Ruth Mair, UK, SSH Blog Correspondent
I sometimes find myself wondering what kind of a person I would be, or how my view of the world would change, if I wasn’t always on my guard with strangers. I don’t mean this in a Hollywood rom-com dramatic sense of “I can’t let anyone in”, which is an entirely separate problem for some of us.
I mean it in the sense of how I actively avoid making eye contact with men that I don’t know in the street in case they interpret it as me giving them the “come-on.” I mean it in the sense that if I see a cute dog I smile at the dog, not the owner, in case they think the same thing (or in case they think that I am coming on to them, no buddy, I just want to pet your dog). I also mean it in the sense that if a stranger strikes up a conversation with me, in ANY situation, I am almost instantly put on my guard. Particularly if they are of the opposite sex.

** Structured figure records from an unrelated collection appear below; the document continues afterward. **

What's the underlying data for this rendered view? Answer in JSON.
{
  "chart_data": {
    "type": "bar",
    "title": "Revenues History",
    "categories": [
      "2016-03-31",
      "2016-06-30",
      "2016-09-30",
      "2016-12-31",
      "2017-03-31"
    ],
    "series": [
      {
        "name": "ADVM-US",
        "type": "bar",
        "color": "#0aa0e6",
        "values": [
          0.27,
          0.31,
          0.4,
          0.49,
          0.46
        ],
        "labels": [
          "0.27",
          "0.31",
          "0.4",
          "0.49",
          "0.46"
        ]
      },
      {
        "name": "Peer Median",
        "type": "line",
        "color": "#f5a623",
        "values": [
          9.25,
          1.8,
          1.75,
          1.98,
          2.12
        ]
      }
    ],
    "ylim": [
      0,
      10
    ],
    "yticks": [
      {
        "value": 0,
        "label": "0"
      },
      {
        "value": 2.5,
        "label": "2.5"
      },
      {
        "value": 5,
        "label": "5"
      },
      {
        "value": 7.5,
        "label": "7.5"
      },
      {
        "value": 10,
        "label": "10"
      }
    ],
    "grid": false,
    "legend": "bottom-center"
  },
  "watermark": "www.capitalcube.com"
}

I’m not talking about situations when I clearly do not want to be spoken to (there are some helpful diagrams on the internet about when to speak to strangers especially men speaking to ladies, addressing the culture of interrupting girls reading books or working in coffee shops to try and casually chat), I’m talking about EVERYTHING.
When it was the beginning of the second year of my master’s program, I had to give myself internal pep-talks about actively making an effort to converse with new people at uni, particularly if they spoke to me, because I have to try so hard to fight the assumption that strangers talking to me = bad, danger, harassment and any other number of alarm bells.
For me, this is inherently connected to the experiences I have had of street harassment, ranging from being under 16 and still in my school uniform and having adult men ask for my number on the bus (simultaneously having trapped me in to my seat), to me taking an earphone out whilst running because I thought someone was asking for directions (d’oh, silly naive me!) and receiving unsolicited sexual advances. These experiences have certainly changed my approach to the world, and I would be surprised if there were not others that feel the same.
See, I wonder, if there were no street harassment, would we be so guarded?
I fantasise about being perfectly happy to stop to give someone directions, tell them the time, even smile at them because it’s a sunny day and their dog looks really happy, without having to do the threat assessment of which you are probably familiar: deciding if you could out run them, deciding if they are stronger than you, and thinking about what pithy remark to spit out if they say something inappropriate.
In that world we might make friends more easily, without assuming that if a stranger on the street is talking to you they have an agenda or pose a threat, and without having these calculations leech away at your confidence in situations where you ARE actively socialising, and aiming to meet new people. I wonder if, in the same vein, I would look forward to summer more without having to worry about dressing in a way that won’t draw attention or if my life would be different if I didn’t have to psych myself up to go out of the house wearing lipstick.
Everyone has these different calculations to make, and although they are relatively minor for me as a cis-gender, white female, such calculations are still symptoms of the bigger problem, which is that on the streets, interaction with everyone else is dominated by a culture of unsolicited commentary which can come from any direction, and can range in threat-level.
I long for a world where such threat assessment before we walk out the door are largely unnecessary. However, whilst musing about this thought, I was reminded of an episode of the Simpsons’ Tree-House of Horror, where Lisa wishes for world peace, everyone throws away their nukes, and then aliens invade and they can’t defend themselves. And I do wonder, if were we not on our guards constantly, and did not have to contend with street harassment in all its various forms, there wouldn’t be another threat to calculate for, and defend ourselves from.
It is generally agreed that street harassment is but one symptom of patriarchal society so I am inclined to believe that if it were to be removed, something else would pop up in its place. But, as a result yet again of my own experiences of harassment, am I being cynical? Or is this just my own internalisation of harassers the world over, calling people like me feminazis?
It is this second guessing of oneself that remains, in my opinion, one of the most poisonous parts of street harassment and one of the reasons why even the most confident among us are left with a bad taste in their mouths when they are harassed.
The next step, and one which I have not yet been able to come up with a solution to although I think that many of us have been trying, is how to solve this problem.
Ruth is a human rights MA student finishing her MA dissertation on the legal and normative rights of terror suspects in the UK (spoiler alert: rights are being violated). She also plays bass in a band called Kinshot, sews as often as she can, and spends time getting annoyed at the cat sleeping on top of her computer.